Thinking about the Inquisitor in the war room, listening in silence as the others strategize about how to bind Solas to the Veil. Unlike anyone else present, the Inquisitor is the one who knows what it feels like to be bound to the Veil.
No matter the Inquisitor - regardless of approval level, or history - they always advocate for another way in that war room before the final battle. That moment is hard-coded into the narrative and after reflecting, I think we can relate it to being about the lived experience the Inquisitor has with the Anchor.
They uniquely know what it feels like to be affected by the Veil.
Spirit of Justinia (Here Lies the Abyss): “It is the needle that passes through the Veil, as little else can. You are the thread. And it is the key that locks or unlocks a door to the Fade… It is part of you now, and cannot be removed without your death.”

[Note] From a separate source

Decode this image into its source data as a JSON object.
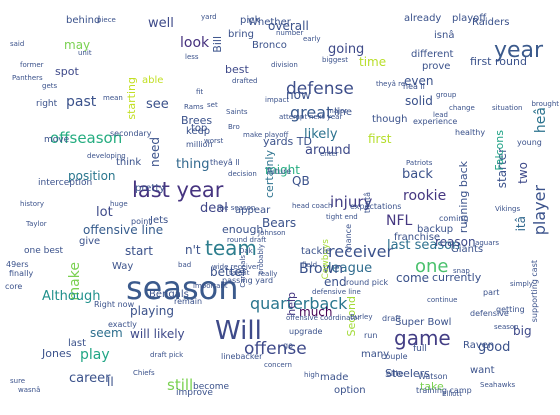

The Anchor stitched them into the Veil and shaped them in a way no one else in that war room can fully comprehend. They know what it feels like to be entangled with the Fade and the Veil, to be consumed by something so powerful and to lose agency because of it.
In Solas' binding he releases a sharp cry of pain. The Veil chains him by the wrists, the ankles, the neck - pulling him. The Inquisitor, with their own sharp cries of pain and torment can intuit the physical and metaphysical cost the parasitical effects of the Veil will have on Solas, because they have felt and lived it themselves.
In this scene I believe the Inquisitor has earned the right to speak, because of their direct contact with the Veil, the Fade, and the pain that came with it - and by the fact that, in the end, it was Solas who saved their life. (Their entire journey leading up to Solas is them believing they are going to die, so imagine what's going through their head when Solas actually saves their life.)
That survival creates a strange kind of intimacy between them. Solas doesn’t kill the Inquisitor, even knowing they could become his greatest threat (which goes against his usual pattern). Instead, he tells them the truth, making them a witness to his burden and his plans. What he later calls his “moment of weakness” (The Dread Wolf Take You) draws the Inquisitor into the heart of it all.
Perhaps that’s why, in that war room, they always speak up - at least once.
The endings seem to reflect the different Inquisitors. For those who carry the pain and anger of the Anchor, the loss of their arm, and the loss of agency, forcibly binding Solas can feel like justice. Having him chained, crying out in pain, becomes a mirror of what they once endured.
But for the Inquisitor who believes he can still be saved - who chooses compassion over retribution - the ending shifts. They are there at the end, reaching out. And when Solas does see reason and chooses to bind himself, there are no Veil chains, no cries or struggle. The Veil only waits for him to step forward.
(Though, based on what we know of the Inquistor dealing with the Anchor, there is definitely a parasitic relationship that Solas is now dealing with.)